Summer Heat – Fall Veggies To Plant!

The summer heat is back in full force with triple digits highs as we might expect for August in Oklahoma.  That means our flowers, trees, shrubs and vegetables are counting on us to assist them with needed water.  Don’t forget you can mulch your plants to reduce watering by up to half while also cooling the soil surface and plant root zone and reducing surface evaporation.
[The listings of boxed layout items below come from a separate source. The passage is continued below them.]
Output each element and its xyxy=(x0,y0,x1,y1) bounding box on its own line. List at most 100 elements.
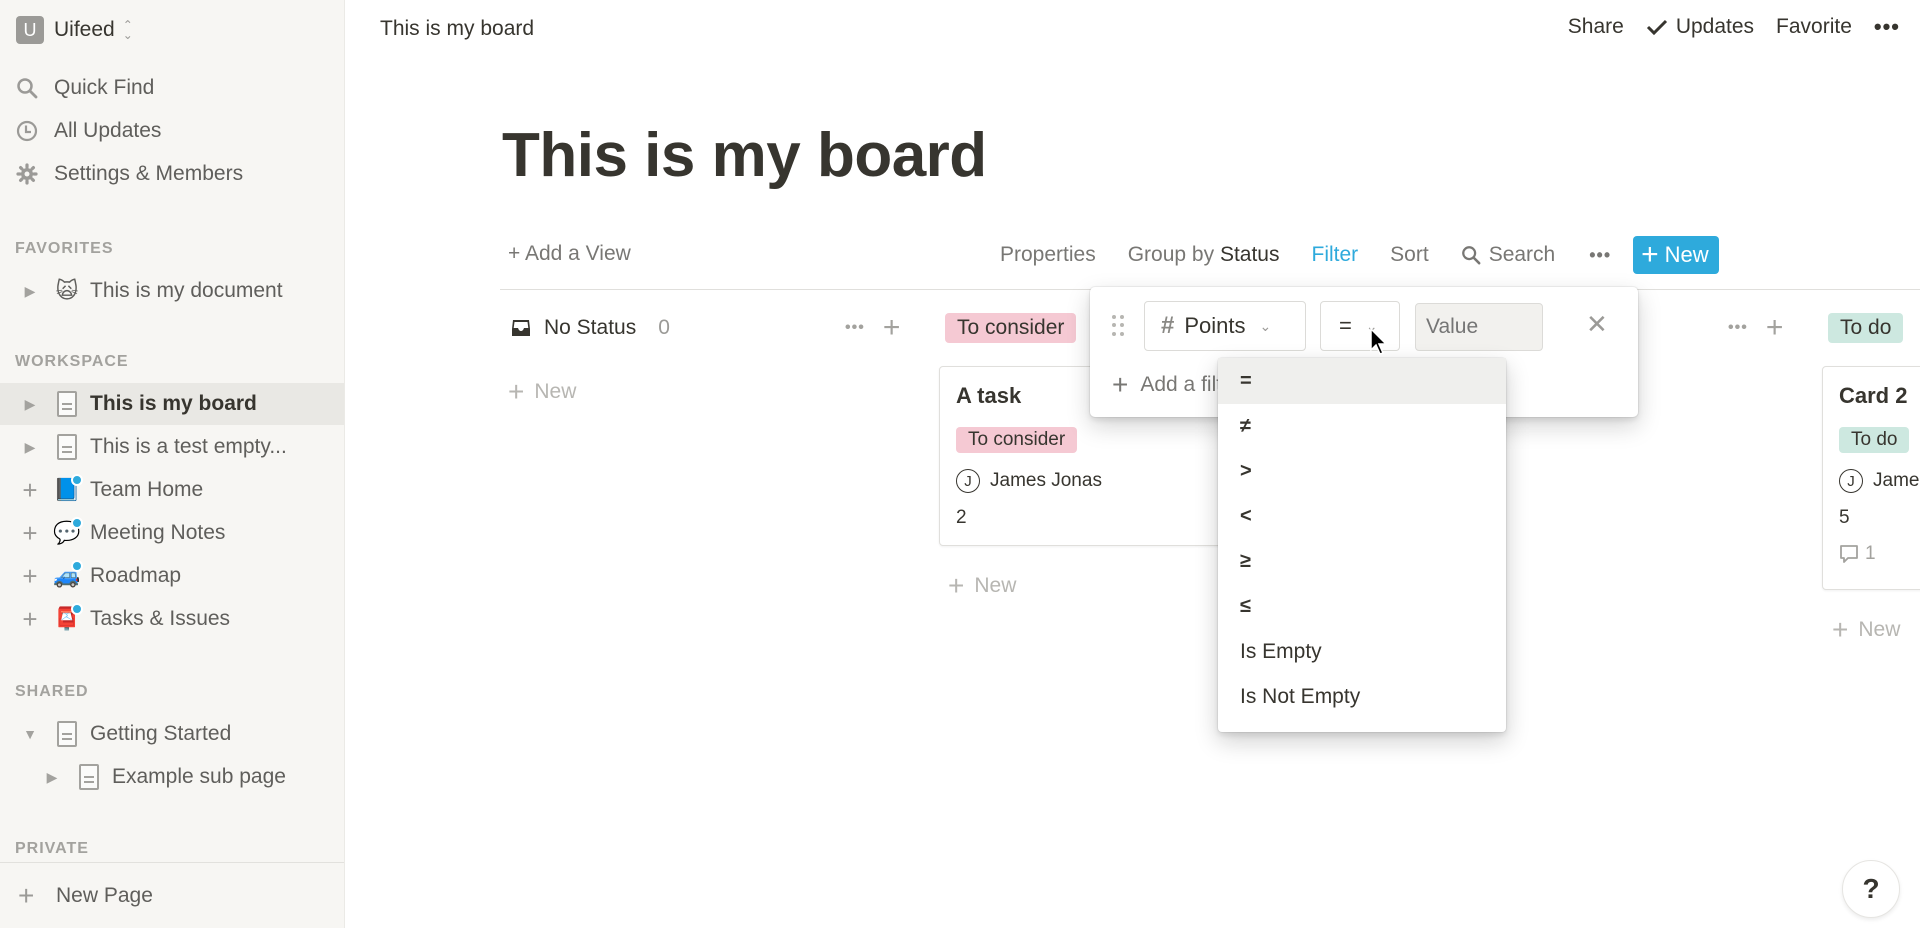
expand-triangle-icon[interactable]: ▶ xyxy=(38,769,66,786)
remove-filter-icon[interactable]: ✕ xyxy=(1586,309,1608,340)
board-card[interactable]: Card 2 To do J James Jonas 5 1 xyxy=(1822,366,1920,590)
plus-icon: + xyxy=(1641,238,1659,271)
column-actions: ••• + xyxy=(1728,311,1784,345)
expand-triangle-icon[interactable]: ▶ xyxy=(16,396,44,413)
updates-label: Updates xyxy=(1675,15,1755,38)
sidebar-item-team-home[interactable]: + 📘 Team Home xyxy=(0,469,344,511)
sidebar-item-tasks-issues[interactable]: + 📮 Tasks & Issues xyxy=(0,598,344,640)
new-label: New xyxy=(534,380,577,403)
new-label: New xyxy=(974,574,1017,597)
operator-option-less-than[interactable]: < xyxy=(1218,494,1506,539)
sidebar-item-meeting-notes[interactable]: + 💬 Meeting Notes xyxy=(0,512,344,554)
workspace-avatar: U xyxy=(16,16,44,44)
checkmark-icon xyxy=(1646,19,1667,36)
column-more-icon[interactable]: ••• xyxy=(1728,319,1748,337)
sidebar-item-label: Team Home xyxy=(90,478,204,501)
search-label: Search xyxy=(1488,243,1556,266)
nav-settings-members[interactable]: Settings & Members xyxy=(16,156,243,192)
add-new-card-to-do[interactable]: + New xyxy=(1832,614,1900,646)
updates-button[interactable]: Updates xyxy=(1646,15,1754,39)
column-count: 0 xyxy=(658,316,670,339)
card-title: Card 2 xyxy=(1839,383,1908,408)
person-name: James Jonas xyxy=(990,470,1102,491)
view-more-icon[interactable]: ••• xyxy=(1589,245,1611,266)
card-points: 2 xyxy=(956,507,967,528)
search-icon xyxy=(1461,246,1481,265)
plus-icon[interactable]: + xyxy=(16,561,44,592)
sidebar-item-this-is-my-board[interactable]: ▶ This is my board xyxy=(0,383,344,425)
page-icon xyxy=(74,762,104,792)
new-label: New xyxy=(1858,618,1901,641)
gear-icon xyxy=(16,163,46,185)
plus-icon: + xyxy=(508,376,525,407)
filter-button[interactable]: Filter xyxy=(1312,243,1359,267)
sidebar-item-this-is-my-document[interactable]: ▶ 🙀 This is my document xyxy=(0,270,344,312)
nav-quick-find[interactable]: Quick Find xyxy=(16,70,154,106)
column-more-icon[interactable]: ••• xyxy=(845,319,865,337)
drag-handle-icon[interactable] xyxy=(1112,315,1124,337)
workspace-switcher[interactable]: U Uifeed ⌃ ⌄ xyxy=(16,16,133,44)
column-add-icon[interactable]: + xyxy=(1766,311,1784,345)
add-new-card-no-status[interactable]: + New xyxy=(508,376,576,408)
operator-option-greater-than[interactable]: > xyxy=(1218,449,1506,494)
favorite-button[interactable]: Favorite xyxy=(1776,15,1852,39)
operator-option-equals[interactable]: = xyxy=(1218,358,1506,404)
plus-icon[interactable]: + xyxy=(16,604,44,635)
sort-button[interactable]: Sort xyxy=(1390,243,1429,267)
update-dot xyxy=(71,517,83,529)
sidebar-item-label: This is a test empty... xyxy=(90,435,287,458)
plus-icon[interactable]: + xyxy=(16,518,44,549)
sidebar-item-roadmap[interactable]: + 🚙 Roadmap xyxy=(0,555,344,597)
view-toolbar: Properties Group by Status Filter Sort S… xyxy=(1000,236,1719,274)
sidebar-item-getting-started[interactable]: ▼ Getting Started xyxy=(0,713,344,755)
page-title[interactable]: This is my board xyxy=(502,120,987,191)
status-tag: To consider xyxy=(945,313,1077,343)
section-title-favorites: FAVORITES xyxy=(15,240,114,257)
sidebar-item-label: Roadmap xyxy=(90,564,182,587)
share-button[interactable]: Share xyxy=(1568,15,1624,39)
filter-operator-select[interactable]: = ⌄ xyxy=(1320,301,1400,351)
workspace-name: Uifeed xyxy=(54,18,115,41)
add-view-button[interactable]: + Add a View xyxy=(508,242,631,266)
plus-icon[interactable]: + xyxy=(16,475,44,506)
card-person: J James Jonas xyxy=(956,469,1102,493)
column-title: No Status xyxy=(544,316,637,339)
operator-option-is-not-empty[interactable]: Is Not Empty xyxy=(1218,674,1506,719)
cat-emoji-icon: 🙀 xyxy=(55,278,79,303)
sidebar: U Uifeed ⌃ ⌄ Quick Find All Updates Setti… xyxy=(0,0,345,928)
card-person: J James Jonas xyxy=(1839,469,1920,493)
sidebar-item-label: Getting Started xyxy=(90,722,232,745)
column-add-icon[interactable]: + xyxy=(883,311,901,345)
nav-label: All Updates xyxy=(54,119,162,142)
search-icon xyxy=(16,77,46,99)
sidebar-item-label: Tasks & Issues xyxy=(90,607,231,630)
collapse-triangle-icon[interactable]: ▼ xyxy=(16,726,44,742)
nav-all-updates[interactable]: All Updates xyxy=(16,113,161,149)
add-new-card-to-consider[interactable]: + New xyxy=(948,570,1016,602)
new-page-button[interactable]: + New Page xyxy=(0,862,344,928)
page-icon xyxy=(52,432,82,462)
expand-triangle-icon[interactable]: ▶ xyxy=(16,439,44,456)
sidebar-item-test-empty[interactable]: ▶ This is a test empty... xyxy=(0,426,344,468)
more-options-icon[interactable]: ••• xyxy=(1874,14,1900,40)
operator-option-is-empty[interactable]: Is Empty xyxy=(1218,629,1506,674)
new-button[interactable]: + New xyxy=(1633,236,1719,274)
sidebar-item-example-sub-page[interactable]: ▶ Example sub page xyxy=(0,756,344,798)
search-button[interactable]: Search xyxy=(1461,243,1556,267)
expand-triangle-icon[interactable]: ▶ xyxy=(16,283,44,300)
help-button[interactable]: ? xyxy=(1842,860,1900,918)
comment-count: 1 xyxy=(1865,543,1876,564)
sidebar-item-label: This is my document xyxy=(90,279,283,302)
operator-option-less-or-equal[interactable]: ≤ xyxy=(1218,584,1506,629)
filter-value-input[interactable] xyxy=(1415,303,1543,351)
filter-property-select[interactable]: # Points ⌄ xyxy=(1144,301,1306,351)
update-dot xyxy=(71,603,83,615)
properties-button[interactable]: Properties xyxy=(1000,243,1096,267)
operator-dropdown-menu: = ≠ > < ≥ ≤ Is Empty Is Not Empty xyxy=(1218,358,1506,732)
number-property-icon: # xyxy=(1161,312,1175,339)
operator-option-not-equals[interactable]: ≠ xyxy=(1218,404,1506,449)
group-by-button[interactable]: Group by Status xyxy=(1128,243,1280,267)
breadcrumb[interactable]: This is my board xyxy=(380,17,534,41)
person-name: James Jonas xyxy=(1873,470,1920,491)
operator-option-greater-or-equal[interactable]: ≥ xyxy=(1218,539,1506,584)
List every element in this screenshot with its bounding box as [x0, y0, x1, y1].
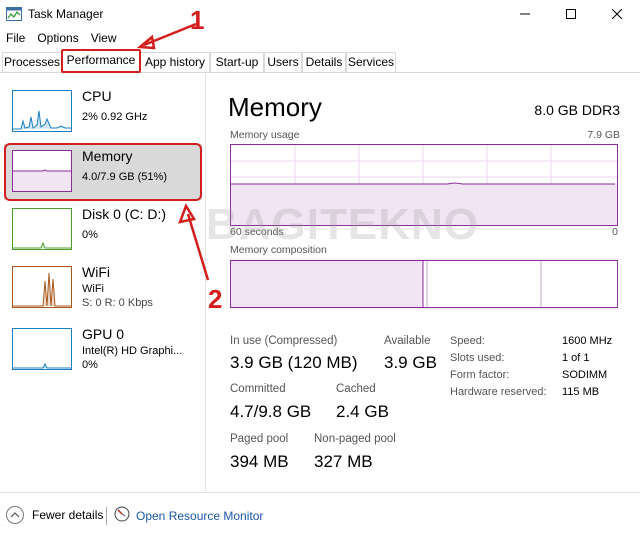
annotation-arrows — [136, 22, 210, 281]
fewer-details-button[interactable]: Fewer details — [6, 506, 103, 524]
footer-divider — [106, 507, 107, 525]
open-resource-monitor-link[interactable]: Open Resource Monitor — [114, 506, 263, 525]
chevron-up-icon — [6, 506, 24, 524]
resource-monitor-label: Open Resource Monitor — [136, 508, 264, 523]
annotation-number-two: 2 — [208, 284, 223, 314]
footer-bar: Fewer details Open Resource Monitor — [0, 492, 640, 540]
annotation-number-one: 1 — [190, 5, 205, 35]
resource-monitor-icon — [114, 506, 130, 525]
fewer-details-label: Fewer details — [32, 508, 104, 522]
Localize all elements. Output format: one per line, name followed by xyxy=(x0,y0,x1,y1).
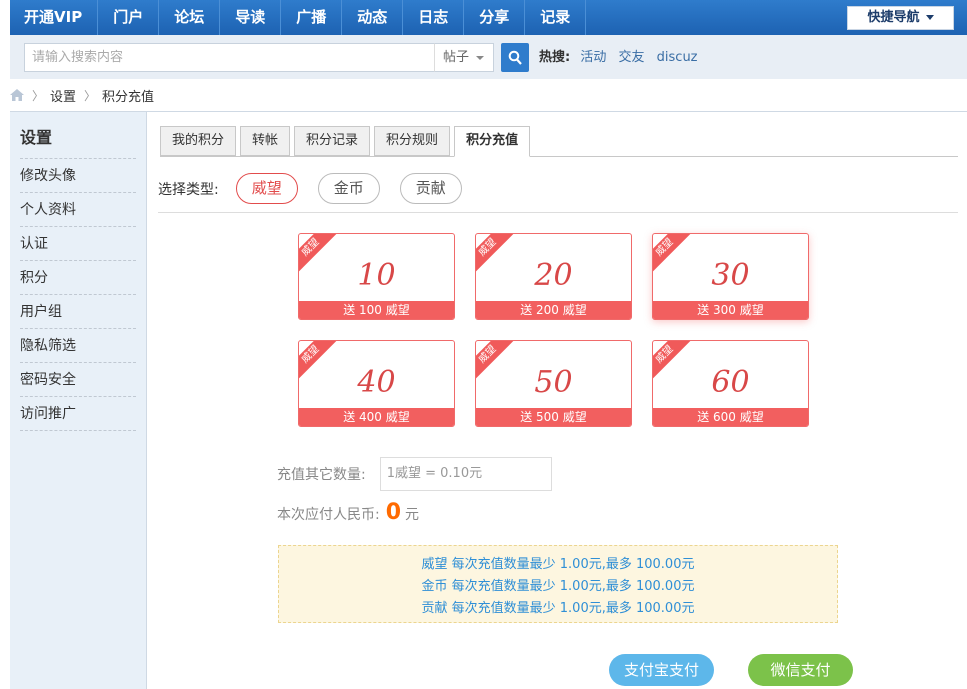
type-option-gold[interactable]: 金币 xyxy=(317,173,380,204)
nav-item-portal[interactable]: 门户 xyxy=(98,0,160,35)
sidebar-item-credits[interactable]: 积分 xyxy=(20,261,136,295)
card-bonus: 送 400 威望 xyxy=(299,408,454,426)
card-bonus: 送 500 威望 xyxy=(476,408,631,426)
sidebar-item-verify[interactable]: 认证 xyxy=(20,227,136,261)
nav-item-vip[interactable]: 开通VIP xyxy=(10,0,99,35)
divider xyxy=(158,212,958,213)
payment-total-amount: 0 xyxy=(385,500,402,525)
quick-nav-button[interactable]: 快捷导航 xyxy=(847,6,954,30)
nav-item-record[interactable]: 记录 xyxy=(525,0,587,35)
hot-search-label: 热搜: xyxy=(539,50,571,65)
sidebar-item-profile[interactable]: 个人资料 xyxy=(20,193,136,227)
search-icon xyxy=(508,50,522,65)
sidebar-item-password[interactable]: 密码安全 xyxy=(20,363,136,397)
card-amount: 40 xyxy=(357,365,396,400)
wechat-pay-button[interactable]: 微信支付 xyxy=(748,654,853,686)
nav-item-share[interactable]: 分享 xyxy=(464,0,526,35)
type-label: 选择类型: xyxy=(158,181,219,198)
other-amount-row: 充值其它数量: 1威望 = 0.10元 xyxy=(277,457,552,491)
recharge-card[interactable]: 威望 50 送 500 威望 xyxy=(475,340,632,427)
sidebar-title: 设置 xyxy=(20,124,136,159)
sidebar-item-promotion[interactable]: 访问推广 xyxy=(20,397,136,431)
tab-credit-log[interactable]: 积分记录 xyxy=(294,126,371,156)
payment-total-row: 本次应付人民币: 0 元 xyxy=(277,500,419,525)
nav-item-forum[interactable]: 论坛 xyxy=(159,0,221,35)
card-amount: 50 xyxy=(534,365,573,400)
top-navigation: 开通VIP 门户 论坛 导读 广播 动态 日志 分享 记录 快捷导航 xyxy=(10,0,967,35)
chevron-down-icon xyxy=(925,15,934,20)
credit-tabs: 我的积分 转帐 积分记录 积分规则 积分充值 xyxy=(160,126,958,157)
sidebar-item-usergroup[interactable]: 用户组 xyxy=(20,295,136,329)
alipay-button[interactable]: 支付宝支付 xyxy=(609,654,714,686)
recharge-card[interactable]: 威望 30 送 300 威望 xyxy=(652,233,809,320)
notice-line: 威望 每次充值数量最少 1.00元,最多 100.00元 xyxy=(421,557,695,572)
card-amount: 20 xyxy=(534,258,573,293)
recharge-card[interactable]: 威望 40 送 400 威望 xyxy=(298,340,455,427)
nav-item-broadcast[interactable]: 广播 xyxy=(281,0,343,35)
hot-link[interactable]: 交友 xyxy=(619,50,645,65)
settings-sidebar: 设置 修改头像 个人资料 认证 积分 用户组 隐私筛选 密码安全 访问推广 xyxy=(10,112,147,689)
search-type-label: 帖子 xyxy=(443,50,470,65)
nav-item-guide[interactable]: 导读 xyxy=(220,0,282,35)
search-type-select[interactable]: 帖子 xyxy=(434,43,494,72)
type-option-prestige[interactable]: 威望 xyxy=(235,173,298,204)
hot-search: 热搜: 活动 交友 discuz xyxy=(539,43,706,72)
recharge-card[interactable]: 威望 20 送 200 威望 xyxy=(475,233,632,320)
type-selector: 选择类型: 威望 金币 贡献 xyxy=(158,173,482,204)
payment-total-unit: 元 xyxy=(405,507,420,523)
card-amount: 30 xyxy=(711,258,750,293)
notice-line: 贡献 每次充值数量最少 1.00元,最多 100.00元 xyxy=(421,601,695,616)
breadcrumb-separator: 〉 xyxy=(84,88,97,103)
chevron-down-icon xyxy=(476,56,484,60)
search-button[interactable] xyxy=(501,43,529,72)
home-icon[interactable] xyxy=(10,89,24,101)
tab-my-credits[interactable]: 我的积分 xyxy=(160,126,237,156)
recharge-card[interactable]: 威望 10 送 100 威望 xyxy=(298,233,455,320)
breadcrumb-credit-recharge[interactable]: 积分充值 xyxy=(102,86,154,105)
tab-credit-rules[interactable]: 积分规则 xyxy=(374,126,451,156)
hot-link[interactable]: discuz xyxy=(657,50,698,65)
divider xyxy=(10,111,967,112)
hot-link[interactable]: 活动 xyxy=(580,50,606,65)
tab-transfer[interactable]: 转帐 xyxy=(240,126,291,156)
nav-item-blog[interactable]: 日志 xyxy=(403,0,465,35)
payment-total-label: 本次应付人民币: xyxy=(277,507,380,523)
breadcrumb-separator: 〉 xyxy=(32,88,45,103)
tab-credit-recharge[interactable]: 积分充值 xyxy=(454,126,531,157)
card-amount: 60 xyxy=(711,365,750,400)
recharge-limits-notice: 威望 每次充值数量最少 1.00元,最多 100.00元 金币 每次充值数量最少… xyxy=(278,545,838,623)
breadcrumb-settings[interactable]: 设置 xyxy=(50,86,76,105)
other-amount-label: 充值其它数量: xyxy=(277,467,366,483)
sidebar-item-privacy[interactable]: 隐私筛选 xyxy=(20,329,136,363)
card-bonus: 送 600 威望 xyxy=(653,408,808,426)
breadcrumb: 〉 设置 〉 积分充值 xyxy=(10,84,154,106)
type-option-contribution[interactable]: 贡献 xyxy=(399,173,462,204)
search-input[interactable]: 请输入搜索内容 xyxy=(24,43,435,72)
other-amount-input[interactable]: 1威望 = 0.10元 xyxy=(379,457,552,491)
quick-nav-label: 快捷导航 xyxy=(867,10,920,25)
card-amount: 10 xyxy=(357,258,396,293)
nav-item-feed[interactable]: 动态 xyxy=(342,0,404,35)
search-bar: 请输入搜索内容 帖子 热搜: 活动 交友 discuz xyxy=(10,35,967,79)
card-bonus: 送 100 威望 xyxy=(299,301,454,319)
card-bonus: 送 300 威望 xyxy=(653,301,808,319)
card-bonus: 送 200 威望 xyxy=(476,301,631,319)
notice-line: 金币 每次充值数量最少 1.00元,最多 100.00元 xyxy=(421,579,695,594)
sidebar-item-avatar[interactable]: 修改头像 xyxy=(20,159,136,193)
recharge-card[interactable]: 威望 60 送 600 威望 xyxy=(652,340,809,427)
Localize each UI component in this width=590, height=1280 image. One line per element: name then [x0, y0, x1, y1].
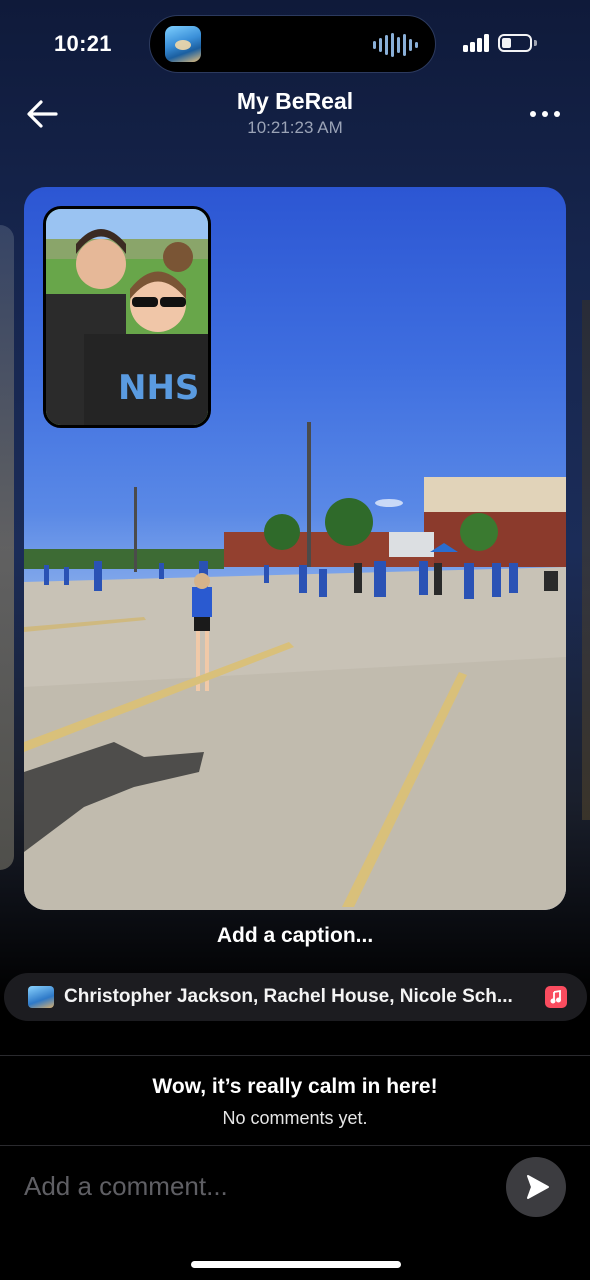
- cellular-signal-icon: [463, 34, 491, 52]
- now-playing-artwork-icon: [165, 26, 201, 62]
- battery-tip: [534, 40, 537, 46]
- previous-post-peek[interactable]: [0, 225, 14, 870]
- post-timestamp: 10:21:23 AM: [247, 118, 343, 137]
- status-bar: 10:21: [0, 0, 590, 80]
- send-icon: [527, 1175, 549, 1199]
- music-track-text: Christopher Jackson, Rachel House, Nicol…: [64, 986, 513, 1007]
- apple-music-icon: [545, 986, 567, 1008]
- selfie-scene: NHS: [46, 209, 208, 425]
- add-caption-button[interactable]: Add a caption...: [0, 924, 590, 948]
- svg-text:NHS: NHS: [118, 368, 199, 408]
- dynamic-island[interactable]: [149, 15, 436, 73]
- battery-icon: [498, 34, 532, 52]
- divider: [0, 1145, 590, 1146]
- comment-input[interactable]: [24, 1166, 484, 1206]
- home-indicator[interactable]: [191, 1261, 401, 1268]
- more-horizontal-icon: [530, 111, 536, 117]
- page-title: My BeReal: [236, 88, 354, 114]
- divider: [0, 1055, 590, 1056]
- send-button[interactable]: [506, 1157, 566, 1217]
- music-track-pill[interactable]: Christopher Jackson, Rachel House, Nicol…: [4, 973, 587, 1021]
- more-options-button[interactable]: [530, 106, 566, 122]
- empty-comments-subtitle: No comments yet.: [222, 1108, 368, 1128]
- next-post-peek[interactable]: [582, 300, 590, 820]
- album-art-icon: [28, 986, 54, 1008]
- empty-comments-title: Wow, it’s really calm in here!: [152, 1075, 438, 1098]
- selfie-photo[interactable]: NHS: [43, 206, 211, 428]
- audio-waveform-icon: [373, 33, 418, 57]
- battery-level: [502, 38, 511, 48]
- status-time: 10:21: [54, 31, 112, 56]
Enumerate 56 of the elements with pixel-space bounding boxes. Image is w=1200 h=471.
Even while we battle the heat and extreme drying of August this is the time to wrap up planting of your fall vegetable garden.  You can plant transplants of tomatoes, peppers, eggplant or tomatillo.  Plant seed or transplants now of cucumber, pumpkins, summer squash or winter squash.  You can plant seeds of bush beans, cow peas, pole beans, lima beans or cilantro.  These tender vegetables need to be planted at once in order to allow time for the crop to grow, produce their crop and harvest before the first killing freeze.  Fall vegetable gardens are often more dependable and consistent in their yield as they benefit from cooling temperatures as the crops mature.  The key is to keep the young vegetables watered and happy as they get established and battle the heat before it starts to cool down as we advance into September and October

There are also many semi hardy vegetables that you can plant throughout August that will tolerate a few light frosts and stay producing later into the fall or even early winter.  You can plant transplants of broccoli, Brussel sprouts, cabbage, cauliflower, kale or kohlrabi, green peas, radish, rutabaga, Swiss chard and turnips.  You can use seeds or plants of Chinese cabbage, collards, leaf lettuce, parsnip, leek or onions for fall gardening.  Use seed potatoes to grow a fall crop of Irish potatoes.  You can start mustard or spinach from seed and garlic from cloves or bulbs in September and early October as the temperatures cool down.

All of these fall veggies can be grown in well drained, sunny ground or flowerbeds but many of these vegetable can also be grown in decorative containers, smart pot fabric pots or raised beds.  Watering during the hot, dry start of the crop is the most important factor in success but these vegetable plants will benefit from well developed soil with lots of organic matter and some fertilizer applications to provide extra nutrition.

Many of the garden questions right now have centered around loss of leaves on trees and shrubs.  We had such a moist spring and early summer that lots of trees and shrubs produced more new growth and a great canopy of foliage that now is hard to support as we have gotten hot and very dry.  The trees and shrubs respond by dropping part of their leaves to match their ability to draw up water and nutrients to support the canopy.  Some trees are having extreme leaf loss if you have not be helping them with supplemental water and they have gone from dealing with extreme moisture to now confronting drought or extreme dryness.  The goal is to keep your plants from these wild swings and this kind of stress.  We can’t stop or protect them from the rains but we can water to supplement the missing moisture when we are so dry.